Right now we are 100% focused on making Connect and the whole interplay with HandCash and the Trustholder as stable as possible and optimizing performance. We realized that the two factors for us for entering the market of Bitcoin apps again after being out of it for over a year were reliability (users) and performance (developers)—so we’re focusing on nailing down those two as much as we can. We expect HandCash interplay with Connect to be flawless after a month or two from launch. Obviously we haven’t tested with tens of thousands of users at the same time yet, but we keep improving day by day thanks to the internal beta integration program. Companies are happy so far.

What does HandCash have in store for the future? What can the audience/consumers look forward to from HandCash?

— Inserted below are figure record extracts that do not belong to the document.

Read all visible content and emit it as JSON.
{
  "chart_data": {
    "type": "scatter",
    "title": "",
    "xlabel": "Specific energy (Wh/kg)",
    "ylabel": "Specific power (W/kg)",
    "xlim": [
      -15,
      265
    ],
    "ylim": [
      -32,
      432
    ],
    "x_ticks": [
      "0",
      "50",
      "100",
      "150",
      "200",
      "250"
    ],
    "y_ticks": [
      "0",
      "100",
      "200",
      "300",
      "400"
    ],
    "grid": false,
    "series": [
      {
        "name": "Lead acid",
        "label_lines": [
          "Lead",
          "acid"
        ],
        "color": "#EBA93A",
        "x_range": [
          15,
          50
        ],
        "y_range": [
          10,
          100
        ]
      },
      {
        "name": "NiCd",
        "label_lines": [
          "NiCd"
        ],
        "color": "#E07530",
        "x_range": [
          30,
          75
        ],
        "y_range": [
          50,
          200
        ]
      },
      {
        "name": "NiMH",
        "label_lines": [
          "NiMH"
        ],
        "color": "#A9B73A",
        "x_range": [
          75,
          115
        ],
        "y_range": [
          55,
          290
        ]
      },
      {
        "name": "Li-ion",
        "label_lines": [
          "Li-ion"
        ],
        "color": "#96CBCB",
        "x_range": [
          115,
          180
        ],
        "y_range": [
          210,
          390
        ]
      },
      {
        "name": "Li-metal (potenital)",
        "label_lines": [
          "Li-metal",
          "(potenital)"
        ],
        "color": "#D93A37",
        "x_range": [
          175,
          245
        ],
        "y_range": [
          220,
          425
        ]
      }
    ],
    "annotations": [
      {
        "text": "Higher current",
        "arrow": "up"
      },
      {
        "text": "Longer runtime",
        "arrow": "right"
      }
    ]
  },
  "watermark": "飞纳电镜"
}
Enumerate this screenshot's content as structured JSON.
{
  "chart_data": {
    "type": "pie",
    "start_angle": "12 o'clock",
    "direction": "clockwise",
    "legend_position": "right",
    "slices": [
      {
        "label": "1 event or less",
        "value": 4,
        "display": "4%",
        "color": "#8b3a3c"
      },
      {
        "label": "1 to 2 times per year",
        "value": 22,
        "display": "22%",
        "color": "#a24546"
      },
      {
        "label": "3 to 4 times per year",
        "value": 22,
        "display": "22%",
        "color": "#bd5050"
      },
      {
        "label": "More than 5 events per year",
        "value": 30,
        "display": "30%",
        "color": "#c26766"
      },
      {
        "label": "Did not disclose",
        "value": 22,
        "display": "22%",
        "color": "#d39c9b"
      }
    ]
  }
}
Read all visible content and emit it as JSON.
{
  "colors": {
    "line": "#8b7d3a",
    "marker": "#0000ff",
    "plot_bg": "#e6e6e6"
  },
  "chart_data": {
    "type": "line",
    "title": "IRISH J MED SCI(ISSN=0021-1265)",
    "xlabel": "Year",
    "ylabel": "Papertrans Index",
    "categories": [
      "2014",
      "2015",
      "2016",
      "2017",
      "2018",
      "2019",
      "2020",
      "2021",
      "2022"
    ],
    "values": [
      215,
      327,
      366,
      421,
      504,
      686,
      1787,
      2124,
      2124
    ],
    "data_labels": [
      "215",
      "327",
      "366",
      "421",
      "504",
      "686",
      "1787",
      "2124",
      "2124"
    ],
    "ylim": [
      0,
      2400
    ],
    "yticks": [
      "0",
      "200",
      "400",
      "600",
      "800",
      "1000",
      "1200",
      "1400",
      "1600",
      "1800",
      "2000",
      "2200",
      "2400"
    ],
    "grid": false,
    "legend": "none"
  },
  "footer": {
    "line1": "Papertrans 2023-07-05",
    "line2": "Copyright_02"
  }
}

There is still a challenge we have been tackling for a while which is fiat ramps. To be honest we’re pretty disappointed to see that in three years nobody has done anything in this regard yet. We don’t want to build everything by ourselves but we feel we’re forced to. Current fiat ramps are not suited at all for a micropayments environment, and that’s the biggest bottleneck we have now. We have a blueprint of the technical solution and we think it’s the way fiat ramps should be made. It’s not sending a man to the Moon, it’s pretty simple and the tech is out there, but exchanges are just focused on providing liquidity to scammy online casinos instead of providing tools for micropayments startups. 

Are there any final words/thoughts that you’d like to provide?

I’d like to see more collaboration on Bitcoin SV. Competition itself is a pretty stupid idea if you think about it, more so when there’s no market to compete for. We better start working together on things that really move the needle (modern fiat ramps, stablecoins, business models…) instead of creating 10 alternatives to Paymail or 100 copies of existing apps. The amount of brainpower we have in BSV is incredible, it would be a shame to see it go to waste.